Дрожащими от желания руками Оливер провел по ее телу. В них было столько теплоты и нежности, что Кэтрин тихо ахнула. Томительный восторг нарастающего желания кружил ей голову, и не было в этот миг женщины счастливее ее. Единственным свидетелем того была полная луна, щедро изливавшая свой призрачный волшебный свет на сад и фигуры двух влюбленных в окне.
– Спасибо, Кэтрин, я не привык к вашим плотным американским завтракам. Мне достаточно кофе и рогалика. Вы знаете, в детстве я ел очень много, вечно почему-то был голодным. Моя мама была уверена, что я стану толстым и нескладным, когда вырасту. А я вырос худым.
И нескладным, мысленно добавила Кэтрин, хотя слушала его невнимательно. Беспокойство за отца, который в это время должен был лететь на самолете в Бостон, одолевало ее. Никогда не встречала таких говорливых ученых, подумала она о Серже Лонге, завтракая в его обществе на кухне. Забота о нем и о прилетающем сегодня отце добавилась к ее многочисленным обязанностям накануне дня заезда участников конференции. Проводив Оливера, она первым делом вызвала кухарку и несколько человек из обслуживающего персонала, чтобы они приступили к своим обязанностям не с понедельника, как договаривались, а уже с воскресенья. Видимо, Серж почувствовал, что Кэтрин сейчас не до него.
– Пойду просмотрю еще раз свой доклад, – жизнерадостно сообщил он ей и, поблагодарив, удалился из кухни.
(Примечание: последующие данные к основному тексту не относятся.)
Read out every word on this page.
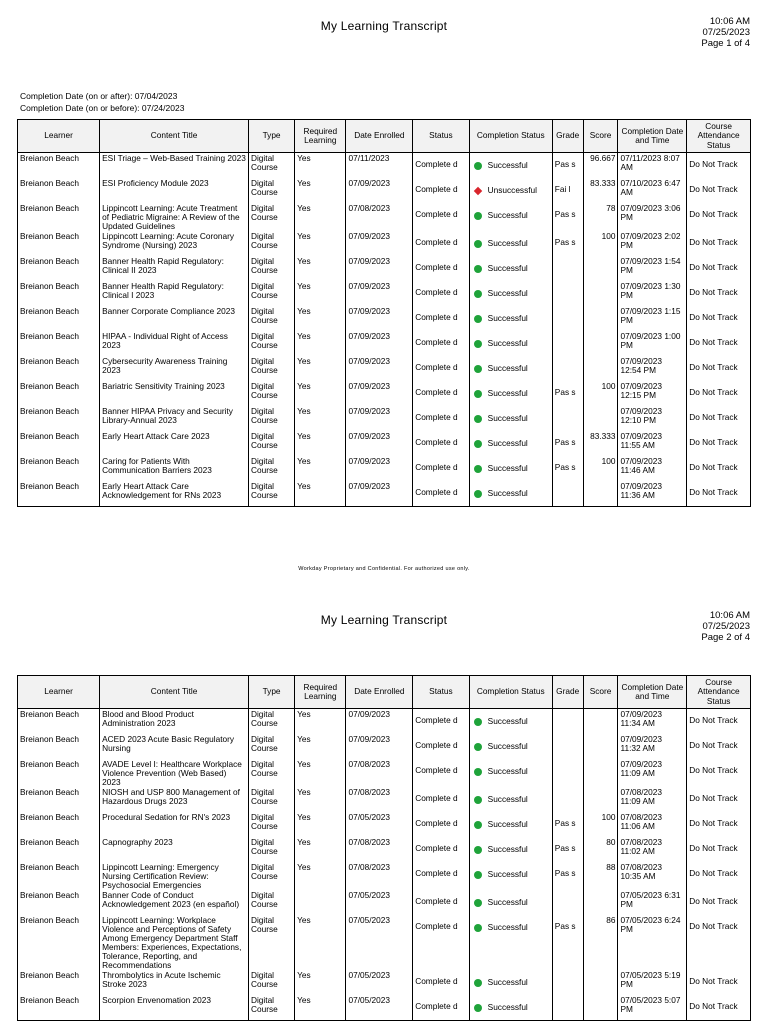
My Learning Transcript	10:06 AM
07/25/2023
Page 1 of 4
Completion Date (on or after): 07/04/2023
Completion Date (on or before): 07/24/2023
Learner	Content Title	Type	Required Learning	Date Enrolled	Status	Completion Status	Grade	Score	Completion Date and Time	Course Attendance Status
Breianon Beach	ESI Triage – Web-Based Training 2023	Digital Course	Yes	07/11/2023	Complete d	Successful	Pas s	96.667	07/11/2023 8:07 AM	Do Not Track

Breianon Beach	ESI Proficiency Module 2023	Digital Course	Yes	07/09/2023	Complete d	Unsuccessful	Fai l	83.333	07/10/2023 6:47 AM	Do Not Track

Breianon Beach	Lippincott Learning: Acute Treatment of Pediatric Migraine: A Review of the Updated Guidelines	Digital Course	Yes	07/08/2023	Complete d	Successful	Pas s	78	07/09/2023 3:06 PM	Do Not Track

Breianon Beach	Lippincott Learning: Acute Coronary Syndrome (Nursing) 2023	Digital Course	Yes	07/09/2023	Complete d	Successful	Pas s	100	07/09/2023 2:02 PM	Do Not Track

Breianon Beach	Banner Health Rapid Regulatory: Clinical II 2023	Digital Course	Yes	07/09/2023	Complete d	Successful			07/09/2023 1:54 PM	Do Not Track

Breianon Beach	Banner Health Rapid Regulatory: Clinical I 2023	Digital Course	Yes	07/09/2023	Complete d	Successful			07/09/2023 1:30 PM	Do Not Track

Breianon Beach	Banner Corporate Compliance 2023	Digital Course	Yes	07/09/2023	Complete d	Successful			07/09/2023 1:15 PM	Do Not Track

Breianon Beach	HIPAA - Individual Right of Access 2023	Digital Course	Yes	07/09/2023	Complete d	Successful			07/09/2023 1:00 PM	Do Not Track

Breianon Beach	Cybersecurity Awareness Training 2023	Digital Course	Yes	07/09/2023	Complete d	Successful			07/09/2023 12:54 PM	Do Not Track

Breianon Beach	Bariatric Sensitivity Training 2023	Digital Course	Yes	07/09/2023	Complete d	Successful	Pas s	100	07/09/2023 12:15 PM	Do Not Track

Breianon Beach	Banner HIPAA Privacy and Security Library-Annual 2023	Digital Course	Yes	07/09/2023	Complete d	Successful			07/09/2023 12:10 PM	Do Not Track

Breianon Beach	Early Heart Attack Care 2023	Digital Course	Yes	07/09/2023	Complete d	Successful	Pas s	83.333	07/09/2023 11:55 AM	Do Not Track

Breianon Beach	Caring for Patients With Communication Barriers 2023	Digital Course	Yes	07/09/2023	Complete d	Successful	Pas s	100	07/09/2023 11:46 AM	Do Not Track

Breianon Beach	Early Heart Attack Care Acknowledgement for RNs 2023	Digital Course	Yes	07/09/2023	Complete d	Successful			07/09/2023 11:36 AM	Do Not Track
Workday Proprietary and Confidential. For authorized use only.
My Learning Transcript	10:06 AM
07/25/2023
Page 2 of 4
Learner	Content Title	Type	Required Learning	Date Enrolled	Status	Completion Status	Grade	Score	Completion Date and Time	Course Attendance Status
Breianon Beach	Blood and Blood Product Administration 2023	Digital Course	Yes	07/09/2023	Complete d	Successful			07/09/2023 11:34 AM	Do Not Track

Breianon Beach	ACED 2023 Acute Basic Regulatory Nursing	Digital Course	Yes	07/09/2023	Complete d	Successful			07/09/2023 11:32 AM	Do Not Track

Breianon Beach	AVADE Level I: Healthcare Workplace Violence Prevention (Web Based) 2023	Digital Course	Yes	07/08/2023	Complete d	Successful			07/09/2023 11:09 AM	Do Not Track

Breianon Beach	NIOSH and USP 800 Management of Hazardous Drugs 2023	Digital Course	Yes	07/08/2023	Complete d	Successful			07/08/2023 11:09 AM	Do Not Track

Breianon Beach	Procedural Sedation for RN's 2023	Digital Course	Yes	07/05/2023	Complete d	Successful	Pas s	100	07/08/2023 11:06 AM	Do Not Track

Breianon Beach	Capnography 2023	Digital Course	Yes	07/08/2023	Complete d	Successful	Pas s	80	07/08/2023 11:02 AM	Do Not Track

Breianon Beach	Lippincott Learning: Emergency Nursing Certification Review: Psychosocial Emergencies	Digital Course	Yes	07/08/2023	Complete d	Successful	Pas s	88	07/08/2023 10:35 AM	Do Not Track

Breianon Beach	Banner Code of Conduct Acknowledgement 2023 (en español)	Digital Course		07/05/2023	Complete d	Successful			07/05/2023 6:31 PM	Do Not Track

Breianon Beach	Lippincott Learning: Workplace Violence and Perceptions of Safety Among Emergency Department Staff Members: Experiences, Expectations, Tolerance, Reporting, and Recommendations	Digital Course	Yes	07/05/2023	Complete d	Successful	Pas s	86	07/05/2023 6:24 PM	Do Not Track

Breianon Beach	Thrombolytics in Acute Ischemic Stroke 2023	Digital Course	Yes	07/05/2023	Complete d	Successful			07/05/2023 5:19 PM	Do Not Track

Breianon Beach	Scorpion Envenomation 2023	Digital Course	Yes	07/05/2023	Complete d	Successful			07/05/2023 5:07 PM	Do Not Track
Кэтрин проводила взглядом его длинную худую фигуру, испытывая легкие угрызения совести. Хотя почему она должна укорять себя, если рыжий француз нарушил все ее планы. Отец тоже нарушает ее планы, напомнила себе Кэтрин и пошла проверить, все ли приготовлено в той части дома, где располагались его апартаменты: кабинет, небольшая гостиная и спальня. Она редко заходила сюда во время его отсутствия. Горничная заканчивала перестилать постельное белье. Взгляд Кэтрин упал на тумбочку возле кровати, на которой стояла фотография в рамке. На ней еще молодой Льюис Норман держал под уздцы золотисто-рыжую лошадь. Верхом на лошади сидела она, Кэтрин, и улыбалась счастливой улыбкой. Ей тогда было десять лет. Семилетний жеребец Акбар был куплен отцом специально для того, чтобы на нем она постигала азы верховой езды. Тогда же она приучилась сама ухаживать за лошадью. Кэтрин настолько привязалась к своему скакуну, что могла все свободное время проводить в конюшне. Акбар отвечал ей взаимностью. Он всегда приветствовал юную наездницу радостным ржанием. У матери была своя лошадь; кажется, вороная, припомнила Кэтрин. Ванесса Норман увлекалась верховой ездой. В памяти Кэтрин сохранилась картинка: прекрасная дама с развевающимися черными волосами на жгуче-черном жеребце пролетает мимо нее. Вот только черты ее лица уже виделись неотчетливо, как будто стерлись из памяти. А ведь в доме нет ни одной ее фотографии, подумала Кэтрин. Мать она теперь вспоминала как совершенно чужую женщину, в красоте которой было что-то пугающее.